I recently bought a guitar for 25 bucks and a really nice Godin case for an extra 10. I took the bridge out and the pickup (yes only one single coil) out and taped off the controls and jacks. Then I painted it with a granite finish. Im going to strip the finish later on if I feel like it and go bare to the wood and do it all over again instead of just layering the paint. 

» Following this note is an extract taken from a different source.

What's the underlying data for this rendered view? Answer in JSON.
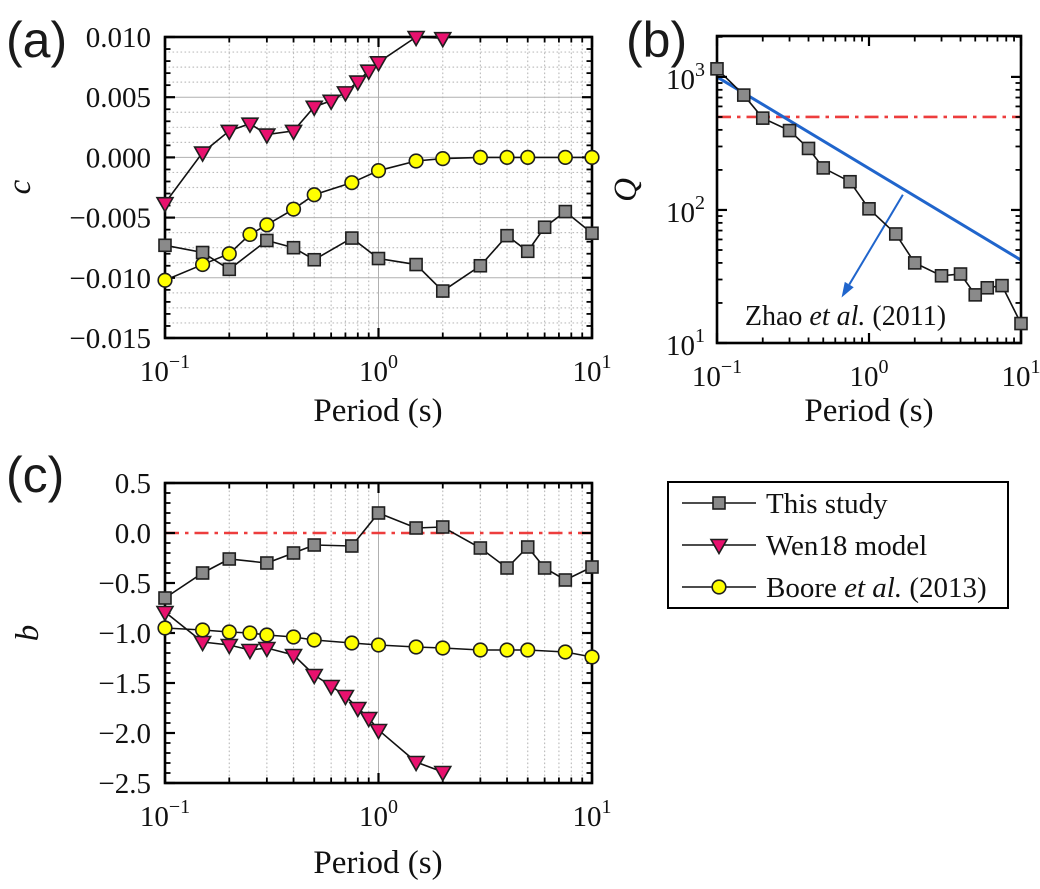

I'll have pics up as soon as I find the cord. I think its a shortscale guitar with 22 frets. The headstock looks a bit like a godin and that's about it. Someone told me he thought it was from Sears but it has no markings. Also there was a blue wire attatched to the bridge and Im not quite sure what that's for but I protected that as well. I'll post pics by the end of the weekend with tips of what to do and what not to do.


----------



## SinCron (Mar 2, 2006)

If anyone wants to see this on webcam, PM me your yahoo or MSN and I'll take it down from the basketball net.


----------



## Spikezone (Feb 2, 2006)

Looking forward to seeing the pics! Granite-that's cool!
-Mikey


----------



## SinCron (Mar 2, 2006)

Here's the pics!
Before - After


----------



## jxoco (Jun 5, 2006)

The wire from the bridge is connected to the ground of the jack or pots or pickups. It provides a ground for the strings. Every electric has one.

Looks like fun!


----------



## SinCron (Mar 2, 2006)

I just got another one and this is super thin. I also got a working bass with it. 30 bucks for the pair.


----------